Since, by inspection, you know that the solution is close to $$\frac \pi 6$$, you could perform one single iteration of Newton-like method and have explicit approximations which will be better and better increasing the order $$n$$ of the method. For example, Newton method would give $$\theta_{(2)}=\frac \pi 6+\frac{1}{3} \left(2-\sqrt{3}\right) (\pi -3)$$ Halley method would give $$\theta_{(3)}=\frac \pi 6+\frac{2 \left(2+\sqrt{3}\right) (\pi -3)}{45+24 \sqrt{3}-\pi }$$ As a function of $$n$$, the results would be $$\left( \begin{array}{ccc} n & \text{estimate} & \text{method} \\ 2 & 0.536245321326154 & \text{Newton} \\ 3 & 0.536266784935255 & \text{Halley} \\ 4 & 0.536266978676557 & \text{Householder} \\ 5 & 0.536266978987702 & \text{no name} \\ 6 & 0.536266978988890 & \text{no name} \\ 7 & 0.536266978988891 & \text{no name} \end{array} \right)$$
1. To find the angle $$x$$ between the red lines you need to solve the equation $$\sin(x)+x=\frac\pi3.\tag1$$ This can be done only numerically.
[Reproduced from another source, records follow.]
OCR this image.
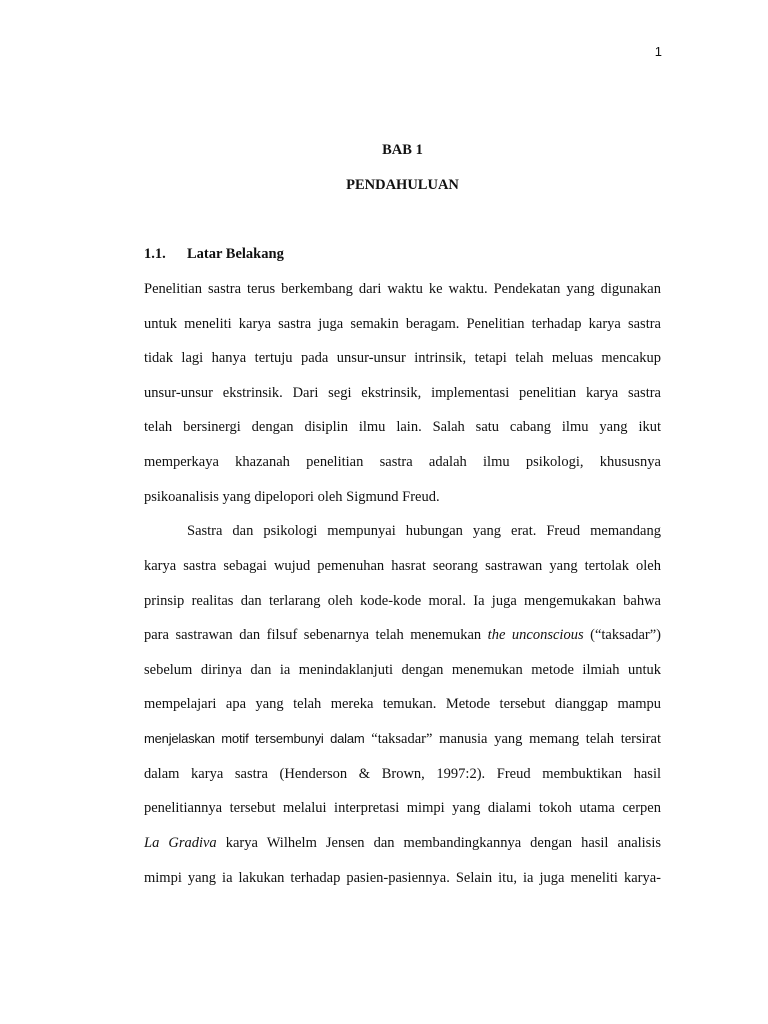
1
BAB 1
PENDAHULUAN
1.1. Latar Belakang
Penelitian sastra terus berkembang dari waktu ke waktu. Pendekatan yang digunakan
untuk meneliti karya sastra juga semakin beragam. Penelitian terhadap karya sastra
tidak lagi hanya tertuju pada unsur-unsur intrinsik, tetapi telah meluas mencakup
unsur-unsur ekstrinsik. Dari segi ekstrinsik, implementasi penelitian karya sastra
telah bersinergi dengan disiplin ilmu lain. Salah satu cabang ilmu yang ikut
memperkaya khazanah penelitian sastra adalah ilmu psikologi, khususnya
psikoanalisis yang dipelopori oleh Sigmund Freud.
Sastra dan psikologi mempunyai hubungan yang erat. Freud memandang
karya sastra sebagai wujud pemenuhan hasrat seorang sastrawan yang tertolak oleh
prinsip realitas dan terlarang oleh kode-kode moral. Ia juga mengemukakan bahwa
para sastrawan dan filsuf sebenarnya telah menemukan the unconscious (“taksadar”)
sebelum dirinya dan ia menindaklanjuti dengan menemukan metode ilmiah untuk
mempelajari apa yang telah mereka temukan. Metode tersebut dianggap mampu
menjelaskan motif tersembunyi dalam “taksadar” manusia yang memang telah tersirat
dalam karya sastra (Henderson & Brown, 1997:2). Freud membuktikan hasil
penelitiannya tersebut melalui interpretasi mimpi yang dialami tokoh utama cerpen
La Gradiva karya Wilhelm Jensen dan membandingkannya dengan hasil analisis
mimpi yang ia lakukan terhadap pasien-pasiennya. Selain itu, ia juga meneliti karya-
3. Observe the essential difference between the cases with even and odd $$n$$. Whereas in former case the diameter drawn from the common intersection point is one of the "red" lines, in the latter case it is the bisector of the central angle. Let $$x_k$$ be the angle of a red line with the diameter. Then the following are the equations to find $$x_k$$: $$x_k+\frac12\sin2x_k=\frac\pi{n}k, \quad\text{with}\quad k=-\frac n2+1\dots \frac n2-1.\tag2$$ Observe that the numbers $$k$$ are integer for even $$n$$ and half-integer for odd $$n$$. For $$n=3$$ the equation $$(2)$$ reduces to $$(1)$$ with $$x=2x_\frac12$$.